Se mi amate, osserverete i miei comandamenti

Gv 14, 15-16. 23b-26

Nell’ora del suo passaggio da questo mondo al Padre, Gesù disse ai suoi discepoli: “Se mi amate, osserverete i miei comandamenti; e io pregherò il Padre ed egli vi darà un altro Paràclito perché rimanga con voi per sempre. Se uno mi ama, osserverà la mia parola e il Padre mio lo amerà e noi verremo a lui e prenderemo dimora presso di lui. Chi non mi ama, non osserva le mie parole; e la parola che voi ascoltate non è mia, ma del Padre che mi ha mandato.
Vi ho detto queste cose mentre sono ancora presso di voi.
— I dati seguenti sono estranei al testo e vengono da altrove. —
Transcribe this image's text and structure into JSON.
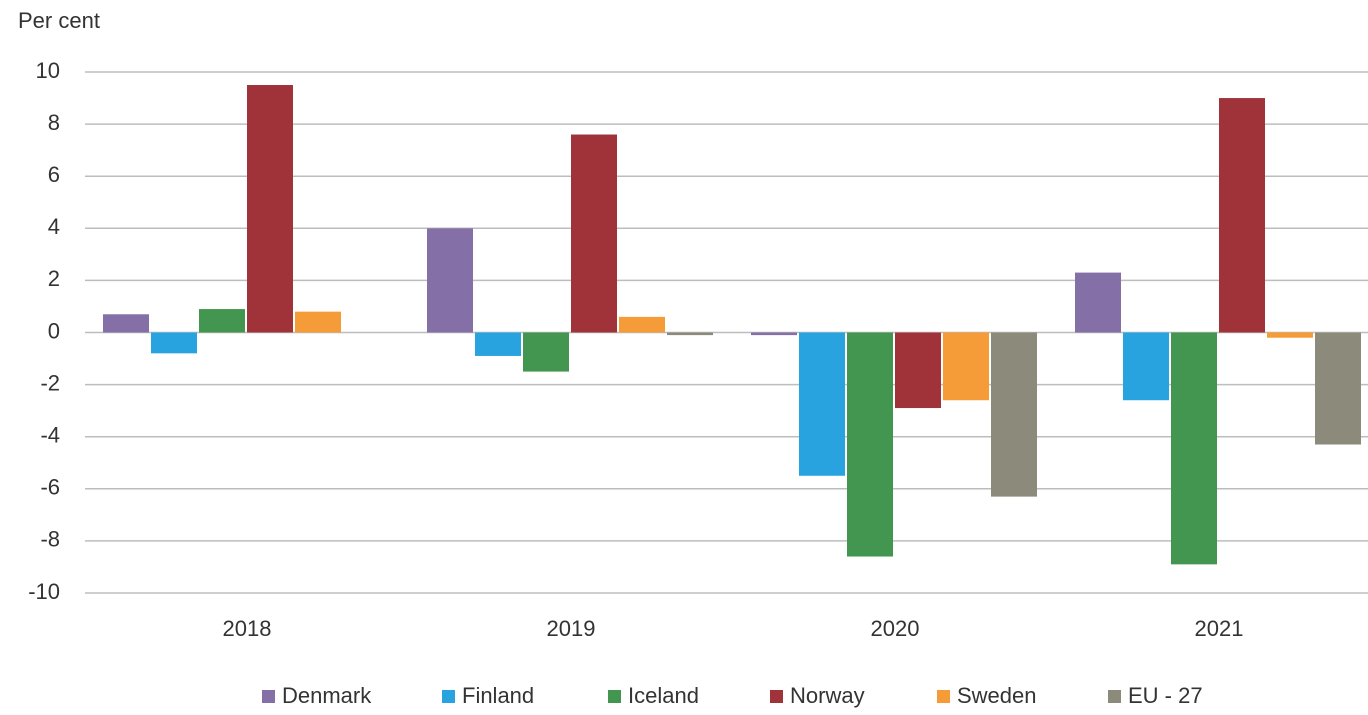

Ma il Paràclito, lo Spirito Santo che il Padre manderà nel mio nome, lui vi insegnerà ogni cosa e vi ricorderà tutto ciò che io vi ho detto.

di Ettore Sentimentale

Nella solennità di Pentecoste, celebrazione con quale la Chiesa conclude il Tempo Pasquale, la liturgia della messa del giorno propone alla nostra riflessione un brano del vangelo secondo Giovanni, estrapolato dal lungo discorso di addio. Nel riportare tale pericope, ho voluto anteporre un’introduzione (risonanza di Gv 13,1) che ci permette di collocare il brano nel suo alveo originale. Quello che è l’oggetto della nostra attenzione, è quindi un frammento di quanto avvenuto nel contesto della lavanda dei piedi, preceduta dal riferimento spazio-temporale “nell’ora del suo passaggio da questo mondo al Padre…”.
Il nostro brano ripete ostinatamente il ritornello: “Se mi amate, osserverete i miei comandamenti”, dal quale scaturisce il resto e sul quale ruota il contenuto dell’intera pericope: quasi una riflessione approfondita e articolata di Gv. In una battuta, potremmo dire che il quarto evangelista sintetizza in pochi versetti la sua teologia su cosa significhi e comporti “amare il Figlio”.
Amare Gesù, credere in Lui, non può ridursi ad esercizio dialettico, fatto di belle parole e buoni propositi. “Amare Lui” si esprime nella fedeltà ai suoi comandamenti a tal punto da esserne espressamente sottolineata dal testo: “Se qualcuno mi ama resterà fedele ai miei comandamenti” (altra versione possibile dl versetto citato sopra). Gesù sa che non è facile vivere tale lealtà e per questo non lascia solo il credente, in balia delle sue forze inadeguate. In questo contesto di addio, Gesù assicura ai suoi che non resteranno “soli” dopo la sua dipartita, perché lui pregherà il Padre che invierà “un altro Paràclito, lo Spirito della verità”.
Ma c’è di più. Proprio in questo àmbito, Gv ribadisce un tema a lui caro, strettamente collegato al verbo “dimorare”: il Padre e il Figlio verranno a lui (il credente) e prenderanno dimora presso di lui.
Approfondendo questi ultimi passaggi, alla luce della teologia giovannea, bisogna dire che Gesù è il primo Paràclito; lo Spirito ne sarà il nuovo, le cui funzioni sono molteplici: insegnare, fare ricordare, testimoniare in favore di Gesù…
Solo così il Vangelo non sarà un semplice souvenir da esporre con cura come un soprammobile o un messaggio da ripetere a memoria. Nelle situazioni sempre nuove e impreviste, lo Spirito si renderà presente per fare dell’insegnamento di Gesù una parola vivente e illuminante.
Un’ultima considerazione va fatta sul sostantivo con cui la Chiesa definisce lo Spirito. La traduzione liturgica italiana ha optato per il termine “Paràclito”. Altre versioni odierne usano dei sinonimi, ciascuno dei quali mette in risalto una particolare funzione. Fra i più comuni notiamo: “Consolatore” (con particolare riferimento al sostegno che lo Spirito offre a chi è “solo”) e “Difensore” (che mette in risalto la capacità “protettiva” di Gesù, nei confronti dell’uomo peccatore davanti al Padre).
Nell’ultima ipotesi, lo Spirito è l’altro difensore inviato da Gesù, colui che testimonierà e agirà in favore dei credenti e in loro. Sta a noi… lasciare “campo libero” all’azione del Dolcissimo Sollievo.